Dawn Reader

Dawn Reader
from Open Door Coffee Co.; Hudson, OH; Oct. 26, 2016

Friday, February 9, 2018

Staring at a Bookshelf in Some Sadness



As I get older, I don't seem to have any problems thinking of things that make me sad. We will not even get into the physical decline, all right? Okay, just one little (?) thing: When I was a boy in Oklahoma I ran around all day--and I mean ran. The only time I slowed down was to eat a meal or go to bed--though I really slowed down when Mom told me it was time to clean my room.

And now? I cannot run at all. Yeah, I have protesting joints now, but the main reason is vertigo. I live now by a very simple formula: If you run, you will fall. And that pretty much keeps me from running!

Okay, I said I wasn't going to get into physical decline.
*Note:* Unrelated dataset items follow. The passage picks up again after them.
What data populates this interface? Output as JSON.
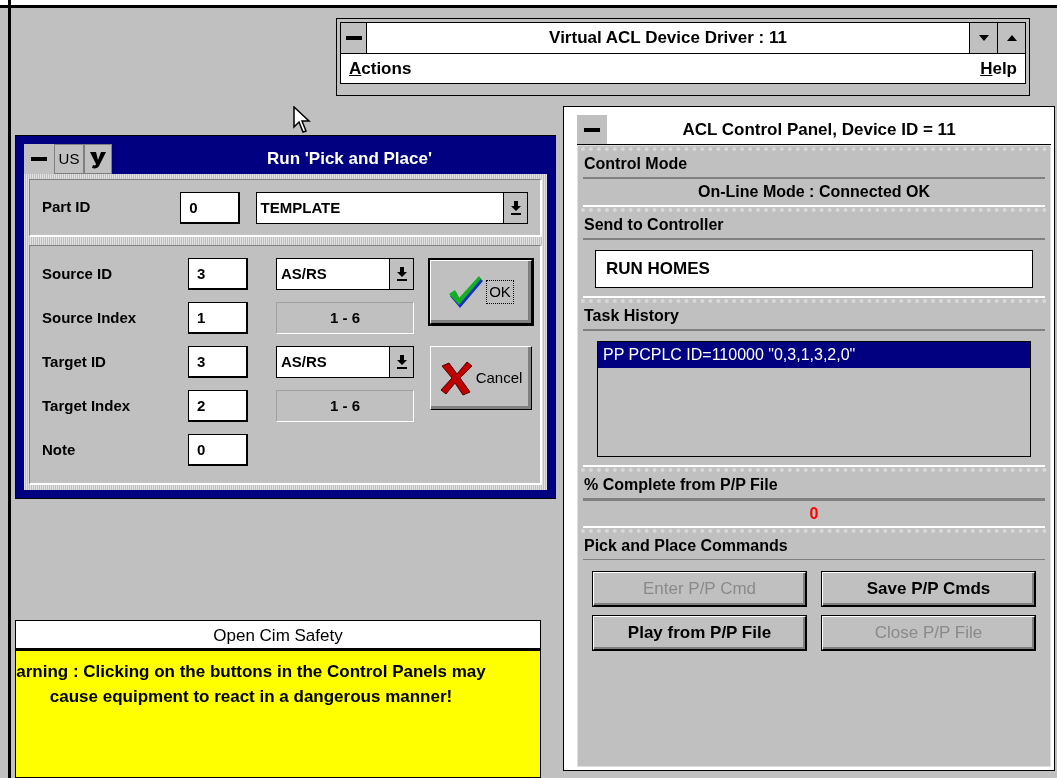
{
  "driver_window": {
    "title": "Virtual ACL Device Driver : 11",
    "menu": [
      {
        "label": "Actions"
      },
      {
        "label": "Help"
      }
    ]
  },
  "pick_window": {
    "title": "Run 'Pick and Place'",
    "toolbar": [
      "US"
    ],
    "part": {
      "label": "Part ID",
      "value": "0",
      "combo": "TEMPLATE"
    },
    "rows": [
      {
        "label": "Source ID",
        "value": "3",
        "kind": "combo",
        "extra": "AS/RS"
      },
      {
        "label": "Source Index",
        "value": "1",
        "kind": "range",
        "extra": "1 - 6"
      },
      {
        "label": "Target ID",
        "value": "3",
        "kind": "combo",
        "extra": "AS/RS"
      },
      {
        "label": "Target Index",
        "value": "2",
        "kind": "range",
        "extra": "1 - 6"
      },
      {
        "label": "Note",
        "value": "0"
      }
    ],
    "buttons": [
      {
        "kind": "ok",
        "label": "OK",
        "focused": true
      },
      {
        "kind": "cancel",
        "label": "Cancel",
        "focused": false
      }
    ]
  },
  "control_panel": {
    "title": "ACL Control Panel, Device ID = 11",
    "control_mode": {
      "heading": "Control Mode",
      "value": "On-Line Mode : Connected OK"
    },
    "send": {
      "heading": "Send to Controller",
      "value": "RUN HOMES"
    },
    "history": {
      "heading": "Task History",
      "items": [
        {
          "text": "PP PCPLC ID=110000 \"0,3,1,3,2,0\"",
          "selected": true
        }
      ]
    },
    "complete": {
      "heading": "% Complete from P/P File",
      "value": "0"
    },
    "commands": {
      "heading": "Pick and Place Commands",
      "buttons": [
        {
          "label": "Enter P/P Cmd",
          "disabled": true
        },
        {
          "label": "Save P/P Cmds",
          "disabled": false
        },
        {
          "label": "Play from P/P File",
          "disabled": false
        },
        {
          "label": "Close P/P File",
          "disabled": true
        }
      ]
    }
  },
  "safety_window": {
    "title": "Open Cim Safety",
    "message": "arning : Clicking on the buttons in the Control Panels may cause equipment to react in a dangerous manner!"
  }
}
It seems I lied.

And I will not get into the deaths of family and other loved ones, deaths that, of course, have accelerated as I've aged. One of my best friends from high school is gone, one ... NO! NO MORE OF THIS!

But what I was really thinking about was lunch and supper. Joyce and I usually eat in our family room--we sit on the couch and pull up the little coffee table that you see in the picture above. (I took the picture from my vantage point.) From where I sit I can easily see some of our bookshelves, and that, lately, has become the problem.

From my lunch-and-dinner seat I can read some of the books titles, some of the names of the authors; others I don't even need to read from a distance: I recognize the volume.

And so I see Jay Parini's biography of John Steinbeck (dead), his biography of William Faulkner (dead), books by and about John Cheever (dead), Robert Frost (dead), Norman Mailer (dead), Shakespeare (dead) ...

I bet you're getting the idea by now.

Sometimes, sitting on that couch, I look over at those shelves, see those books, think about all those now-silent voices, voices that still "live," in a way, in the pages of their wonderful books, but voices forever stilled, forever prevented from saying something new to me or anyone else ...

It's horrible. I've watched, one by one, the deaths of the writers I grew up reading and admiring. Even loving. Thomas Berger. Richard Wright. Saul Bellow. James Purdy. Iris Murdoch. Robert B. Parker. Ernest Hemingway. And on and on and on and on ... 

Maybe I need to eat somewhere else? Though maybe I could write a best-selling self-help book: The Crying  Man's Diet?